Citizens Bancshares' shareholders will have the right to elect either a fixed exchange ratio of 1.1448 shares of Southern Missouri Bancorp common stock or a cash payment of $53.50 for each share of Citizens Bancshares that they own. The election is subject to adjustment based on Citizens Bancshares' capital and the company's total outstanding shares at closing.
The aggregate transaction value is approximately $140 million, based on Southern Missouri Bancorp's average closing stock price of $52.53 over the 20-day trading period ended Sept. 19.
The deal value equates to 150% of Citizens Bancshares' tangible capital at June 30, represents a 5.9% premium to core deposits, and is a multiple of 7.1x Citizens Bancshares' projected forward earnings including fully phased-in cost savings, which are estimated at 35%.
At announcement, S&P Global Market Intelligence calculates the deal value to be 148.50% of common equity, 152.64% of tangible common equity, 15.91% of deposits, 14.02% of assets and 27.50x earnings. The ratio of tangible book premium to core deposits is 5.87%
Market Intelligence valuations for bank and thrift targets in the Midwest region between Sept. 20, 2021, and Sept. 20, 2022, averaged 149.53% of book and 154.47% of tangible book values and had a median of 15.98x last-12-months earnings, on an aggregate basis.
Excluding certain one-time merger charges and including Southern Missouri Bancorp's additional provision for credit losses, the transaction is anticipated to be accretive to EPS by approximately 5% in the fiscal year ending June 30, 2023, and by 17% in the fiscal year ending June 30, 2024. Tangible book value per common share is expected to be diluted by about 8% at closing, with a projected earnback period of less than three years, based on the crossover method.

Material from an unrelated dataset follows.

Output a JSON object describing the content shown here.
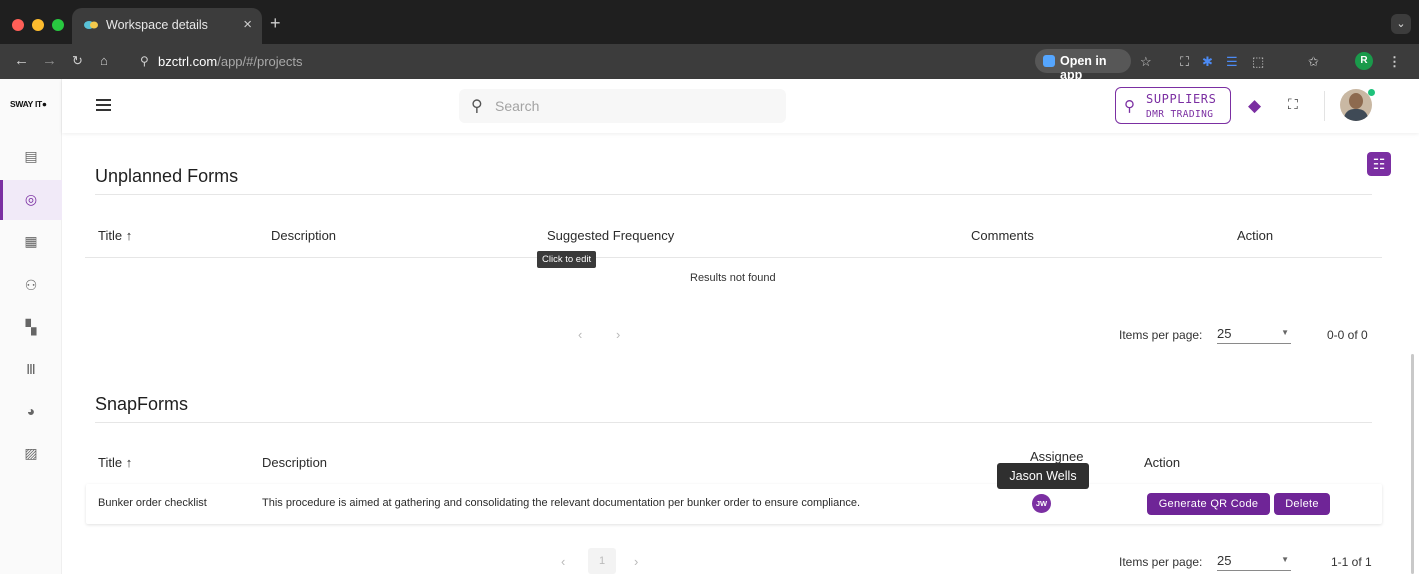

The merger agreement was unanimously approved by the boards of Southern Missouri Bancorp and Citizens Bancshares.
Southern Missouri Bancorp and Citizens Bancshares expect the transaction to be completed early in the first calendar quarter of 2023, subject to satisfaction of customary closing conditions, including regulatory and shareholder approvals for both parties.
When the deal closes, Southern Missouri Bancorp will expand in Missouri by 14 branches and be ranked No. 12 in the state with a 1.32% share of about $243.59 billion in total market deposits, according to Market Intelligence data.
At June 30, Citizens Bancshares' consolidated assets were $1.0 billion, including net loans of $465 million, while deposits totaled $879 million. Southern Missouri Bancorp reported total assets at June 30 of $3.2 billion, including net loans of $2.7 billion, and total deposits of $2.8 billion.
On a pro forma basis, following the acquisition, the combined company will have total assets of approximately $4.5 billion, net loans of $3.3 billion and total deposits of $3.8 billion.
Piper Sandler & Co. was financial adviser and Silver Freedman Taff & Tiernan LLP was legal adviser to Southern Missouri Bancorp. D.A. Davidson & Co. was financial adviser and Stinson LLP was legal adviser to Citizens Bancshares.